Delen via


Quickstart: Functievlagmen toevoegen aan een Node.js-console-app

In deze quickstart neemt u Azure-app Configuratie op in een Node.js console-app om een end-to-end implementatie van functiebeheer te maken. U kunt App Configuration gebruiken om al uw functievlagmen centraal op te slaan en hun statussen te beheren.

De JavaScript Feature Management-bibliotheken breiden het framework uit met ondersteuning voor functievlagken. Ze integreren naadloos met App Configuration via de JavaScript-configuratieprovider. In deze zelfstudie ziet u bijvoorbeeld hoe u het JavaScript-functiebeheer gebruikt in een Node.js-app.

Vereisten

Een functievlag toevoegen

Voeg een functievlag met de naam Beta toe aan het App Configuration-archief en laat label en beschrijving ongewijzigd met de standaardwaarden. Ga naar Een functievlag maken voor meer informatie over het toevoegen van functievlagmen aan een winkel met behulp van Azure Portal of de CLI.

Functievlag met de naam Beta inschakelen

De functievlag gebruiken

  1. Installeer het functiebeheer met behulp van de npm install opdracht.

    npm install @microsoft/feature-management
    
  2. Maak een bestand met de naam app.js en voeg de volgende code toe.

    U gebruikt de DefaultAzureCredential app om u te verifiëren bij uw App Configuration-archief. Volg de instructies om uw referenties toe te wijzen aan de rol App Configuration Data Reader . Zorg ervoor dat u voldoende tijd hebt om de machtiging door te geven voordat u de toepassing uitvoert.
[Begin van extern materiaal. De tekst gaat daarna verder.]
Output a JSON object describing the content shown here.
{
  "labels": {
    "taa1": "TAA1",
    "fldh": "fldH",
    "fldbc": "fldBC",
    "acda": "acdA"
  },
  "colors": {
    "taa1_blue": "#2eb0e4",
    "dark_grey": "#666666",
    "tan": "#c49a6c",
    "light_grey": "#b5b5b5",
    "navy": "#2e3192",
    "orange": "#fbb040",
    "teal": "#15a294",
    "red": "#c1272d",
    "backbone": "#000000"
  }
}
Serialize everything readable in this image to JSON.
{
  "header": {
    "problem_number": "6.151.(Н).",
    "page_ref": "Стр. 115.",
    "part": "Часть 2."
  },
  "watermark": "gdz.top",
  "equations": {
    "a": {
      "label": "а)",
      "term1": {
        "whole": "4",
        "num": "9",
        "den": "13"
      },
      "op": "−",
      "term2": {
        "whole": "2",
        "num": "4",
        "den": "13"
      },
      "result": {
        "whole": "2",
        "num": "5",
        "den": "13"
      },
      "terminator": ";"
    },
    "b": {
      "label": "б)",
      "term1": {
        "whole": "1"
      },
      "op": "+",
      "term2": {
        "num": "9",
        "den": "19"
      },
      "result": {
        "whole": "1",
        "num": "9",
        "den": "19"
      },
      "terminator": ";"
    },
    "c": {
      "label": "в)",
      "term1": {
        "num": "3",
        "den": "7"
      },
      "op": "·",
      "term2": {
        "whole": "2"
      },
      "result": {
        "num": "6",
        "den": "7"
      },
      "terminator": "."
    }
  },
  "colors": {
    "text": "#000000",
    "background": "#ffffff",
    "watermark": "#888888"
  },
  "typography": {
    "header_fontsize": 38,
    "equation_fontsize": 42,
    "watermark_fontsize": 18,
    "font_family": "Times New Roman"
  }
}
    const sleepInMs = require("util").promisify(setTimeout);
    const { load } = require("@azure/app-configuration-provider");
    const { DefaultAzureCredential } = require("@azure/identity");
    const { FeatureManager, ConfigurationMapFeatureFlagProvider} = require("@microsoft/feature-management");
    const endpoint = process.env.AZURE_APPCONFIG_ENDPOINT;
    const credential = new DefaultAzureCredential(); // For more information, see https://learn.microsoft.com/azure/developer/javascript/sdk/credential-chains#use-defaultazurecredential-for-flexibility
    
    async function run() {
        // Connect to Azure App Configuration using endpoint and token credential
        const settings = await load(endpoint, credential, {
            featureFlagOptions: {
                enabled: true,
                // Note: selectors must be explicitly provided for feature flags.
                selectors: [{
                    keyFilter: "*"
                }],
                refresh: {
                    enabled: true,
                    refreshIntervalInMs: 10_000
                }
            }
        });
    
        // Create a feature flag provider which uses a map as feature flag source
        const ffProvider = new ConfigurationMapFeatureFlagProvider(settings);
        // Create a feature manager which will evaluate the feature flag
        const fm = new FeatureManager(ffProvider);
    
        while (true) {
            await settings.refresh(); // Refresh to get the latest feature flag settings
            const isEnabled = await fm.isEnabled("Beta"); // Evaluate the feature flag
            console.log(`Beta is enabled: ${isEnabled}`);
            await sleepInMs(5000);
        }
    }
    
    run().catch(console.error);
    

De toepassing uitvoeren

  1. Stel de omgevingsvariabele in.

    Stel de omgevingsvariabele met de naam AZURE_APPCONFIG_ENDPOINT in op het eindpunt van uw App Configuration-archief in het overzicht van uw winkel in Azure Portal.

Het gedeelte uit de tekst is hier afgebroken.